A picnic turned into a game of survival for Squid Game: The Challenge’s Player 301 Trey Plutnicki and his mother LeAnn Wilcox Plutnicki, a.k.a. Player 302.
The pair chatted about the experience of being pitted against each other in a surprise game of Marbles. “I think we knew right away what was happening,” LeAnn says of Trey’s immediate instinct to search their picnic basket when the remaining players partnered up for a supposed treat.
As a reality TV superfan, Trey was hoping to find a clue or hidden advantage. “My reality competition background is based pretty heavily in,” he explains. “So [I had] seen two advantages fly by the wayside [during Squid Game], and in Survivor, if the advantage is gone, it’s re-hidden. And I was like, ‘There’s got to be something in here, man. There surely is something.’”
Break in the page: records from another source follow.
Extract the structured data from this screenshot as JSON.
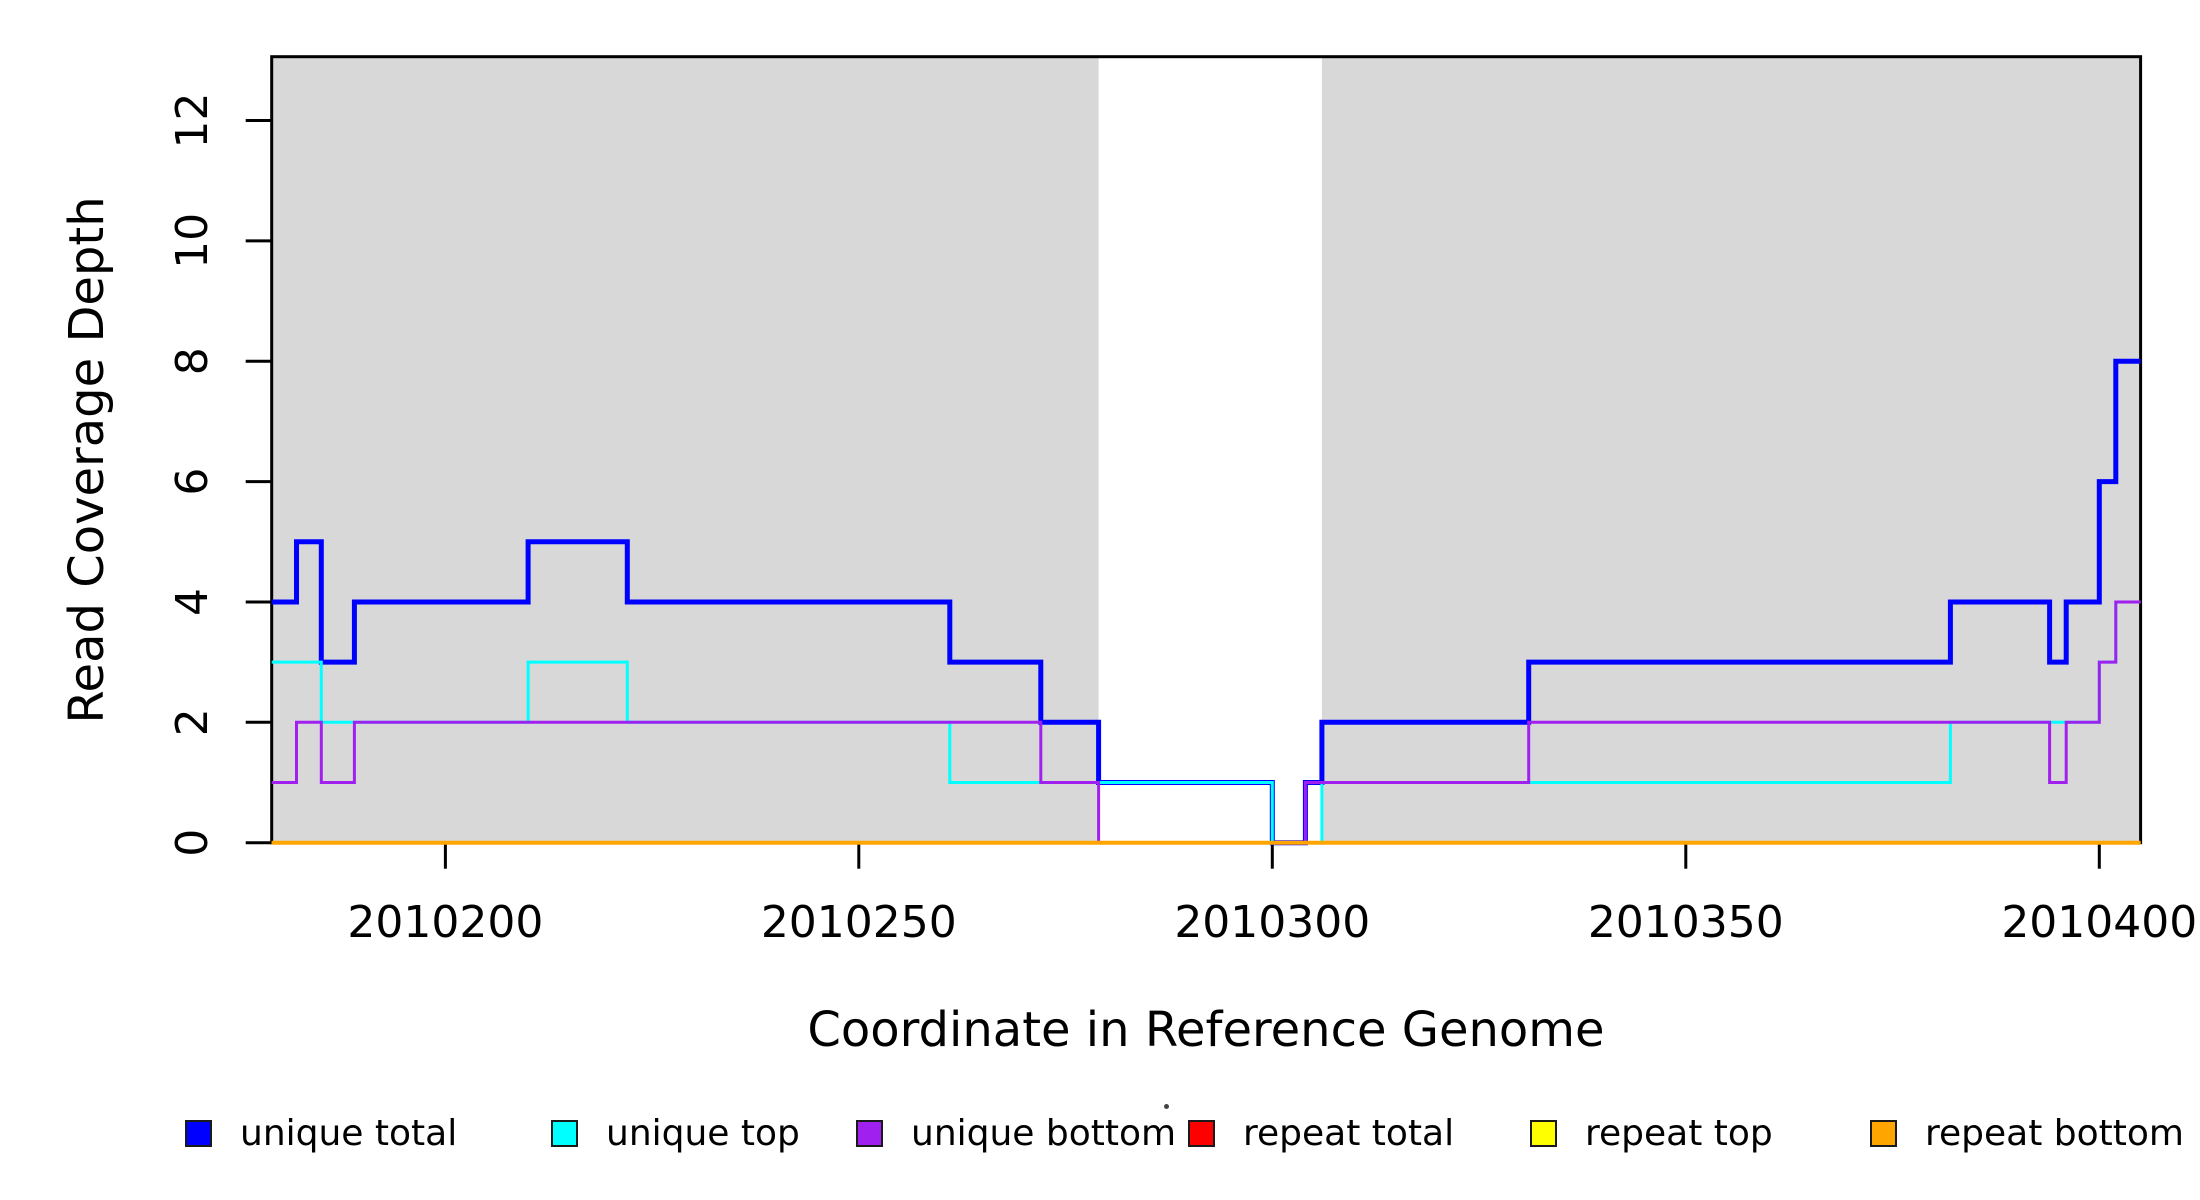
{
  "chart_data": {
    "type": "line",
    "subtype": "step",
    "title": "",
    "xlabel": "Coordinate in Reference Genome",
    "ylabel": "Read Coverage Depth",
    "x_range": [
      2010179,
      2010405
    ],
    "y_range": [
      0,
      13.06
    ],
    "x_ticks": [
      2010200,
      2010250,
      2010300,
      2010350,
      2010400
    ],
    "y_ticks": [
      0,
      2,
      4,
      6,
      8,
      10,
      12
    ],
    "grid": false,
    "legend_position": "bottom",
    "background_bands": {
      "color": "#d8d8d8",
      "regions": [
        [
          2010179,
          2010279
        ],
        [
          2010306,
          2010405
        ]
      ]
    },
    "axis_color": "#000000",
    "series": [
      {
        "name": "unique total",
        "color": "#0000ff",
        "line_width": 5,
        "steps": [
          [
            2010179,
            4
          ],
          [
            2010182,
            5
          ],
          [
            2010185,
            3
          ],
          [
            2010189,
            4
          ],
          [
            2010210,
            5
          ],
          [
            2010222,
            4
          ],
          [
            2010261,
            3
          ],
          [
            2010272,
            2
          ],
          [
            2010279,
            1
          ],
          [
            2010300,
            0
          ],
          [
            2010304,
            1
          ],
          [
            2010306,
            2
          ],
          [
            2010331,
            3
          ],
          [
            2010382,
            4
          ],
          [
            2010394,
            3
          ],
          [
            2010396,
            4
          ],
          [
            2010400,
            6
          ],
          [
            2010402,
            8
          ]
        ]
      },
      {
        "name": "unique top",
        "color": "#00ffff",
        "line_width": 3,
        "steps": [
          [
            2010179,
            3
          ],
          [
            2010185,
            2
          ],
          [
            2010210,
            3
          ],
          [
            2010222,
            2
          ],
          [
            2010261,
            1
          ],
          [
            2010300,
            0
          ],
          [
            2010306,
            1
          ],
          [
            2010382,
            2
          ],
          [
            2010400,
            3
          ],
          [
            2010402,
            4
          ]
        ]
      },
      {
        "name": "unique bottom",
        "color": "#a020f0",
        "line_width": 3,
        "steps": [
          [
            2010179,
            1
          ],
          [
            2010182,
            2
          ],
          [
            2010185,
            1
          ],
          [
            2010189,
            2
          ],
          [
            2010272,
            1
          ],
          [
            2010279,
            0
          ],
          [
            2010304,
            1
          ],
          [
            2010331,
            2
          ],
          [
            2010394,
            1
          ],
          [
            2010396,
            2
          ],
          [
            2010400,
            3
          ],
          [
            2010402,
            4
          ]
        ]
      },
      {
        "name": "repeat total",
        "color": "#ff0000",
        "line_width": 3,
        "steps": [
          [
            2010179,
            0
          ]
        ]
      },
      {
        "name": "repeat top",
        "color": "#ffff00",
        "line_width": 3,
        "steps": [
          [
            2010179,
            0
          ]
        ]
      },
      {
        "name": "repeat bottom",
        "color": "#ffa500",
        "line_width": 4,
        "steps": [
          [
            2010179,
            0
          ]
        ]
      }
    ]
  }
}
LeAnn confirms she was also constantly “looking for clues” during her time on the game, riffling through her meal tins and scouring canisters and cabinets in the communal kitchen. But because she was always looking for something that might help her advance in the game, she couldn’t have imagined the stakes of succeeding in her search. “We didn’t know what kind of game we were playing,” she says of the unpredictable sequences of games leading up to Marbles. “We didn’t know what it was until it hit us.”
Instead of getting a boost, the duo were faced with the dire realization one of them would be responsible for the other’s demise.
“Before we even took a bite of food, I found the marbles,” Trey recalls. “And when we found it I was just like, ‘Let’s just let everyone have a really nice meal together,’ and we didn’t talk about it.”
With their competitors none the wiser, mother and son tried to make the most of the minutes they had left with each other in what had otherwise been a surprisingly smooth game.
For her part, LeAnn was struggling to come to terms with her and Trey’s inevitable separation. “I didn’t want to [play the game] with him,” says LeAnn, “but then he gave me his perspective in the moment.” So, the former college basketball player summoned her athletic skills and her competitive drive to take out her son — just as he prepared to do the same to her.
The ultimate irony is that they might have been the only ones who actually could have gotten the other out of the competition. Up to that point, they’d face almost no resistance from the other players, even though targeting a mother-son alliance seems like it would have been an obvious and easy choice.
Though LeAnn reveals they’d “intended to play a good portion of the game with [the fact we are mother and son] as our secret,” Trey’s palpable relief after his mom narrowly avoided elimination in the first game of Red Light, Green Light quickly gave their closeness away.
“And for better or for worse, we were associated in that way,” he says.
“I think part of our strategy was we divided and conquered. So I would take one half of the dorm, she’d take the other half,” he explains. “And ultimately I think it worked out in our favor. I think people looked at us and said, ‘That’s a strong duo that we need to break up.’ But I don’t think anybody in there had the heart to do that because we were close with so many people.”
So it was really a master stroke of fate — not to mention great TV — that the show’s only two family members had to feud in order to stay in the running for the show’s record-breaking $4.56 million prize.
Ultimately, Trey was eliminated shortly thereafter in the Glass Bridge challenge.
With LeAnn scheduled to fly back home to New Jersey the following morning, she was getting anxious she might not get another chance to see her son, who lives in Chicago. Finally she heard a “soft knock” on her door at what “must’ve been like 2:30 in the morning.”
She says, “It was not only Trey with one of our great welfare people from the studios, but also James [Player 269]. And I was prepared, if Trey knocked, to console him because I knew he was going to be devastated.”
Instead, she shares, “I was so surprised at how almost jubilant both of them were. And I think I realized right away they were both just really so happy to have played, but also happy to have played the way they played, becauseJames was one of the kindest people I’ve ever met. And he was truly that person in the game. So it was just so great to talk to them in the room. And I don’t know, it was like the beginning of the great post-experience of all this. That moment was such a good moment.”
Squid Game: The Challenge’s season 1 finale drops Wednesday on Netflix.